(Bloomberg) -- Asset managers will no longer be able to exclude all passively invested funds when estimating their carbon footprint, if they want their emissions goals verified by the United Nations-backed Science Based Targets initiative.

SBTi, which already sets global standards for non-financial firms, is now working on an equivalent framework for the financial industry. The goal is to expose misleading net-zero emissions targets made by investment firms and banks.

Some asset managers appear to be using their passive operations as a “kind of a fig leaf,” Nate Aden, finance sector lead at SBTi, said in an interview. “We need the entire company or financial institution to be aligned, otherwise we’re never going to achieve climate stabilization.”

Many of the world’s biggest money managers don’t currently include funds they define as passive in their emissions estimates. An analysis of 30 major investment firms showed that none applied fossil-fuel restrictions to all their index-tracking funds, according to nonprofit Reclaim Finance. Of those, 25 are signatories to the Glasgow Financial Alliance for Net Zero, including Vanguard Group Inc., BlackRock Inc. and State Street Corp. (Michael Bloomberg, founder of Bloomberg News parent Bloomberg LP, is co-chair of GFANZ).

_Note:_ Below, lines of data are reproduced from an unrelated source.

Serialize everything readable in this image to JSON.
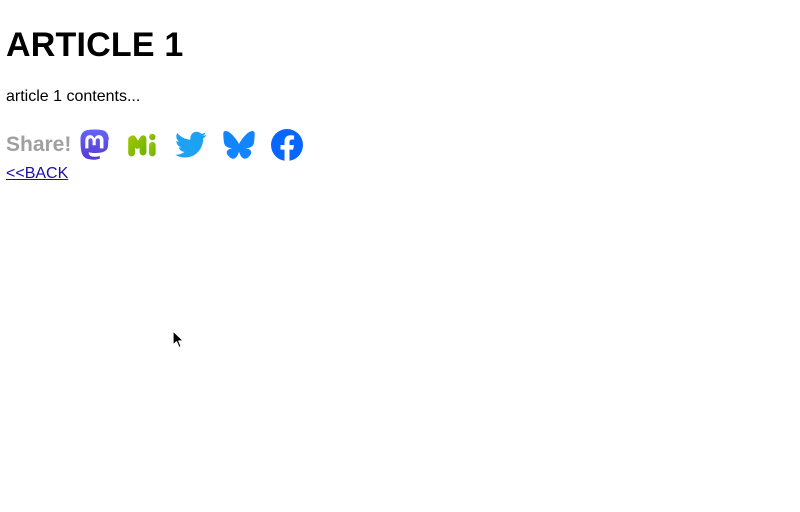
{
  "article": {
    "title": "ARTICLE 1",
    "contents": "article 1 contents..."
  },
  "share": {
    "label": "Share!",
    "buttons": [
      {
        "name": "mastodon",
        "icon": "mastodon-icon",
        "color": "#5B4BE1"
      },
      {
        "name": "misskey",
        "icon": "misskey-icon",
        "color": "#86B300"
      },
      {
        "name": "twitter",
        "icon": "twitter-icon",
        "color": "#1DA1F2"
      },
      {
        "name": "bluesky",
        "icon": "bluesky-icon",
        "color": "#1185FE"
      },
      {
        "name": "facebook",
        "icon": "facebook-icon",
        "color": "#0866FF"
      }
    ]
  },
  "nav": {
    "back_label": "<<BACK"
  },
  "colors": {
    "link": "#1a0dab",
    "share_label": "#a0a0a0"
  }
}
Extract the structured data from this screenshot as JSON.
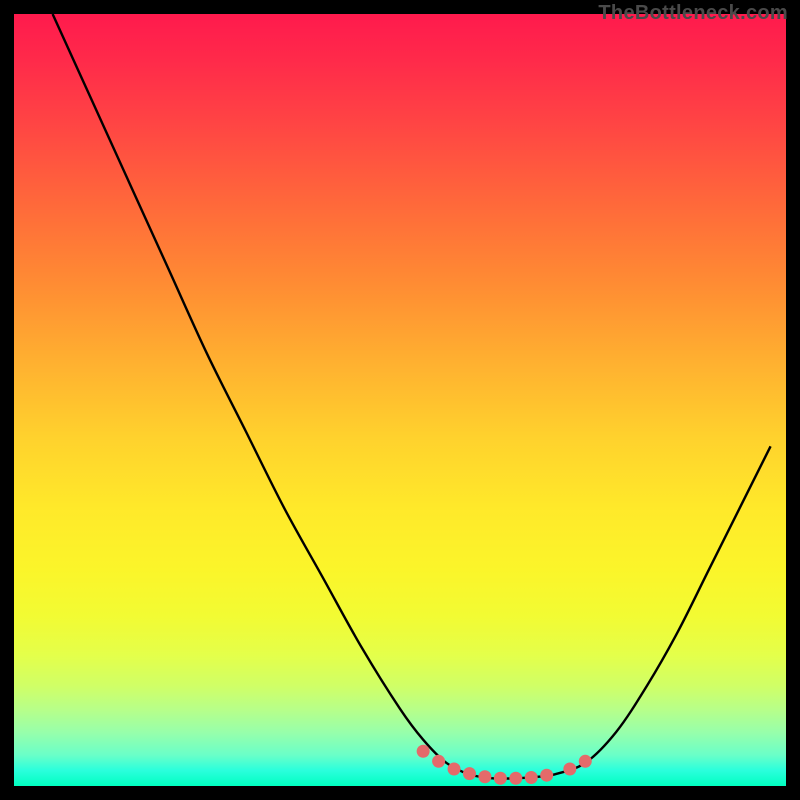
{
  "attribution": "TheBottleneck.com",
  "chart_data": {
    "type": "line",
    "title": "",
    "xlabel": "",
    "ylabel": "",
    "xlim": [
      0,
      100
    ],
    "ylim": [
      0,
      100
    ],
    "series": [
      {
        "name": "curve",
        "x": [
          5,
          10,
          15,
          20,
          25,
          30,
          35,
          40,
          45,
          50,
          53,
          56,
          59,
          62,
          65,
          68,
          70,
          74,
          78,
          82,
          86,
          90,
          94,
          98
        ],
        "y": [
          100,
          89,
          78,
          67,
          56,
          46,
          36,
          27,
          18,
          10,
          6,
          3,
          1.5,
          1,
          1,
          1.2,
          1.5,
          3,
          7,
          13,
          20,
          28,
          36,
          44
        ]
      }
    ],
    "markers": {
      "name": "highlight",
      "x": [
        53,
        55,
        57,
        59,
        61,
        63,
        65,
        67,
        69,
        72,
        74
      ],
      "y": [
        4.5,
        3.2,
        2.2,
        1.6,
        1.2,
        1.0,
        1.0,
        1.1,
        1.4,
        2.2,
        3.2
      ]
    },
    "colors": {
      "curve": "#000000",
      "marker": "#e46a6a",
      "gradient_top": "#ff1a4d",
      "gradient_bottom": "#00ffc0"
    }
  }
}
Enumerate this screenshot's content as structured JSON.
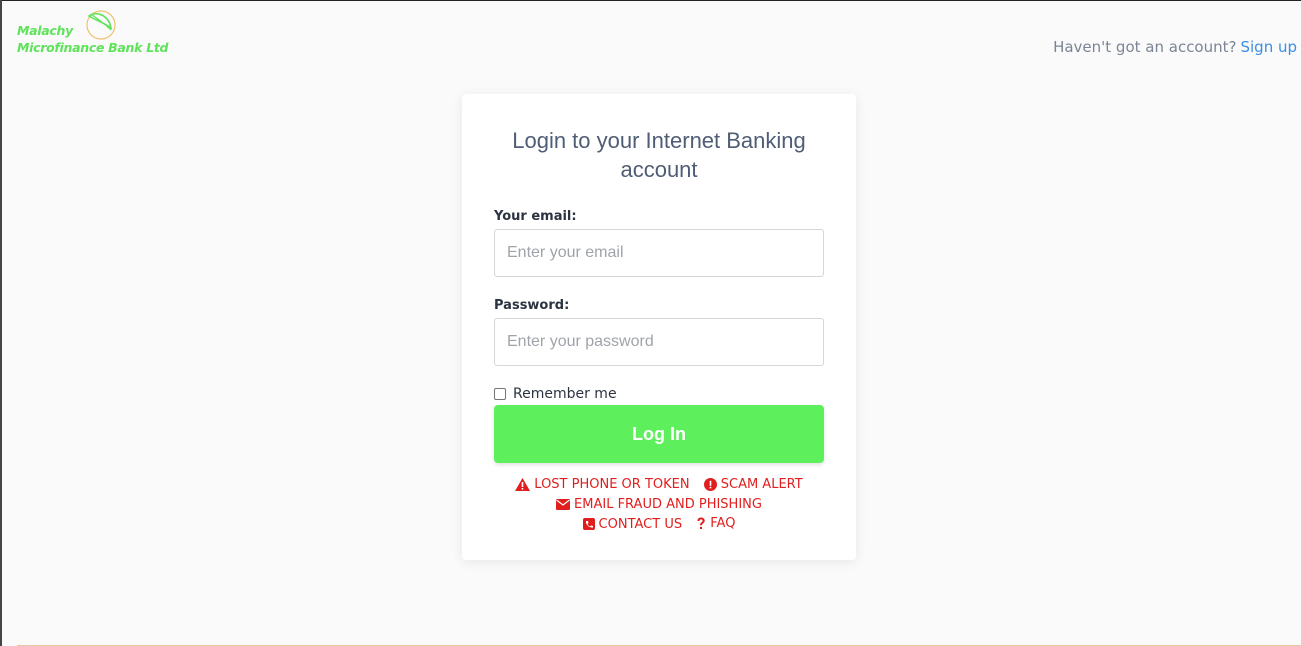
{
  "brand": {
    "line1": "Malachy",
    "line2": "Microfinance Bank Ltd"
  },
  "header": {
    "signup_prompt": "Haven't got an account?",
    "signup_link": "Sign up"
  },
  "login": {
    "title": "Login to your Internet Banking account",
    "email_label": "Your email:",
    "email_placeholder": "Enter your email",
    "password_label": "Password:",
    "password_placeholder": "Enter your password",
    "remember_label": "Remember me",
    "submit_label": "Log In"
  },
  "help_links": {
    "lost_phone": "LOST PHONE OR TOKEN",
    "scam_alert": "SCAM ALERT",
    "email_fraud": "EMAIL FRAUD AND PHISHING",
    "contact": "CONTACT US",
    "faq": "FAQ"
  },
  "colors": {
    "brand_green": "#5ee35a",
    "button_green": "#5ef05c",
    "link_blue": "#3a8ee6",
    "alert_red": "#e01e1e"
  },
  "icons": [
    "warning-triangle-icon",
    "exclamation-circle-icon",
    "envelope-icon",
    "phone-square-icon",
    "question-icon"
  ]
}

Read more: Wall Street Giants to Show Their Climate Cards: Green Insight

At the COP26 climate summit in Scotland last year, it was announced that GFANZ members representing $130 trillion in assets had committed to net-zero financed emissions. The milestone was cheered by the finance industry, but greeted with skepticism by climate activists, who quickly demanded that more stringent guidelines and controls be put in place. 

The International Energy Agency has made clear that in order for the world to have a chance of keeping the increase in temperatures to 1.5 degrees Celsius, there should be no investment in new fossil-fuel supply projects. But the study by Reclaim Finance showed that some of the world’s biggest asset managers don’t even apply their exclusion policies for coal -- the dirtiest fossil fuel of them all -- across their passive portfolios.

“If institutions that are part of GFANZ continue investing in coal developers, I’d come to the conclusion that the initiative is useless,” said Heffa Schuecking, director of German nonprofit Urgewald. “Excluding coal developers should be a mandatory first step.”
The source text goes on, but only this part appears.